O Brasil foi longe demais no tratamento desigual entre beneficiários do setor público e do setor privado

A explosão do déficit no orçamento federal se deve em grande parte à queda na arrecadação do INSS em razão da crise econômica e do desemprego. Essas razões são conjunturais e foram agravadas pela recessão econômica e pela forte queda no Produto Interno Bruto (PIB) nos últimos dois anos. Entretanto, a previdência social brasileira padece de distorções estruturais que, mais cedo ou mais tarde, terão de ser enfrentadas apesar do alto custo político.

Um dos obstáculos para a discussão de qualquer reforma previdenciária está na diferença entre o tamanho dos benefícios altamente generosos pagos aos funcionários públicos e o tamanho dos benefícios pagos aos trabalhadores privados. O Brasil foi longe demais no tratamento desigual entre os dois tipos de beneficiários, sobretudo ao dar aposentadoria aos funcionários do governo igual ao salário integral da ativa, enquanto o teto atual da aposentadoria do trabalhador privado vinculado ao INSS é de R$ 4.663. Esse fosso que separa a aposentadoria dos funcionários do governo e a dos trabalhadores privados atinge, também, as pensões por morte, cuja generosidade não tem paralelo no mundo desenvolvido.

Além de diminuir a diferença de tratamento entre trabalhadores púbicos e trabalhadores privados, uma reforma previdenciária tem de enfrentar também a questão da idade mínima para a aposentadoria, principalmente em razão do aumento da expectativa média de vida e do aumento da população idosa. Daqui a 30 anos, os brasileiros com mais de 65 anos, que hoje são 7,6% da população, passarão a representar 20%. O país não pode demorar muito a enfrentar a questão, pois a bomba já está ligada e prestes a explodir, conforme se vê pelo déficit de R$ 194,9 bilhões de 2016 somente na previdência administrada pelo governo federal.

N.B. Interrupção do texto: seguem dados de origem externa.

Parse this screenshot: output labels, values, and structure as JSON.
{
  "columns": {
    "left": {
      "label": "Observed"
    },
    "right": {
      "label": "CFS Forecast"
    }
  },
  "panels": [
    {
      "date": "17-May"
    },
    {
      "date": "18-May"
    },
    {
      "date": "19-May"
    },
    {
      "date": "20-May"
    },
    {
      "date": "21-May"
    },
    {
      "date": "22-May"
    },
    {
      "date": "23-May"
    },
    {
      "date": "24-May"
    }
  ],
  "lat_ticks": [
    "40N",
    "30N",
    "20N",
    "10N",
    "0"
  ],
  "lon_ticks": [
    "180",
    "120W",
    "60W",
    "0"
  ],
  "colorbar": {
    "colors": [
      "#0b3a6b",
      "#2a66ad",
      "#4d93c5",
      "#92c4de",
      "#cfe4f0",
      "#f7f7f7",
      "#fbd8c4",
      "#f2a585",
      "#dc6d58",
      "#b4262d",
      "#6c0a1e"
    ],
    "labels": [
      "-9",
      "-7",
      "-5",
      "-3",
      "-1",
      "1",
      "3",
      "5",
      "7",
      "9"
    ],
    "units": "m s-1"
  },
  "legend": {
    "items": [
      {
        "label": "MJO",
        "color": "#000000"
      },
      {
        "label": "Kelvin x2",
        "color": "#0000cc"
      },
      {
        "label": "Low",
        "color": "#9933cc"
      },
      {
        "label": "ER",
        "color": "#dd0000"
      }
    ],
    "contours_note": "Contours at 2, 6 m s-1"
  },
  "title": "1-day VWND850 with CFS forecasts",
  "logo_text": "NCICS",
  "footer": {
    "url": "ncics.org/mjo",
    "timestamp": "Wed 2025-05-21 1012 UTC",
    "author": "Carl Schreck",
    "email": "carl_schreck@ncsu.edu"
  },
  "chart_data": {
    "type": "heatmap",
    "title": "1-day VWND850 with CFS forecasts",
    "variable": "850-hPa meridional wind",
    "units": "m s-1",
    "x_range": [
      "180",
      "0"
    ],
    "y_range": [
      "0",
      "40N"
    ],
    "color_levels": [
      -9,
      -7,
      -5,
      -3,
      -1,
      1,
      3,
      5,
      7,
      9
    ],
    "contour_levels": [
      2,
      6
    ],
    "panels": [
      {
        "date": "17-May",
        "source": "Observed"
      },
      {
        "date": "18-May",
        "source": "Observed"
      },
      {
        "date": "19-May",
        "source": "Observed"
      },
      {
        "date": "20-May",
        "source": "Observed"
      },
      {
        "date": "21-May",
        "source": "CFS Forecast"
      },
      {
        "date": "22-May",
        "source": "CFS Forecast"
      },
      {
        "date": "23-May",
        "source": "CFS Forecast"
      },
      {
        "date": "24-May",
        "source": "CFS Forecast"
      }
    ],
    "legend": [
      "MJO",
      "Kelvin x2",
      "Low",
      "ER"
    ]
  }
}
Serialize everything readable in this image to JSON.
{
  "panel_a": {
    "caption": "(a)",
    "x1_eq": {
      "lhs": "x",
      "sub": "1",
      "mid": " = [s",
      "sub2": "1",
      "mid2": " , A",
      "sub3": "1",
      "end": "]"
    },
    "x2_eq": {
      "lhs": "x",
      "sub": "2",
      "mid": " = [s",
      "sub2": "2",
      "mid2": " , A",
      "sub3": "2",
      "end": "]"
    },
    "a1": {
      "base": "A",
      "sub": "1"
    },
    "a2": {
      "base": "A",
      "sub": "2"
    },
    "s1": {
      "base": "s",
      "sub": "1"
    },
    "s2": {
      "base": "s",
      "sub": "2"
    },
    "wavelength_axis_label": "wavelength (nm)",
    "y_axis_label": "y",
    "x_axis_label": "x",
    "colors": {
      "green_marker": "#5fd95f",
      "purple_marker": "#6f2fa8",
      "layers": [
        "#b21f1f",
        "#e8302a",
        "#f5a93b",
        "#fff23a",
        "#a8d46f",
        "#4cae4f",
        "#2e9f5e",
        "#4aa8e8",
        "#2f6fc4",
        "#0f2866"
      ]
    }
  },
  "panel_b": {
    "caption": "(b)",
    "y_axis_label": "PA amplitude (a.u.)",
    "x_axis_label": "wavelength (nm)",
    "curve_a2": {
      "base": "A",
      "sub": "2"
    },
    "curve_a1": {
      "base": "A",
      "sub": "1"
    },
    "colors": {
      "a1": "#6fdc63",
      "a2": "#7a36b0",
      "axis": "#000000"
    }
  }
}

O tamanho desse problema levou o Tribunal de Contas da União (TCU), no ano passado, a exigir que o governo federal apresentasse um plano capaz de evitar a quebra do sistema previdenciário, e deu prazo de 12 meses à Casa Civil para a entrega do plano. Porém, não se ouve mais falar no assunto. O enfrentamento de uma questão tão grave como essa depende de que governo e sociedade possam dialogar em regime de confiança mútua, algo que inexiste no Brasil de hoje. Infelizmente, quanto mais o país demorar para tratar da reforma previdenciária, maior será o atraso econômico e mais tempo vai levar para superar a pobreza, se é que o país vai superá-la um dia.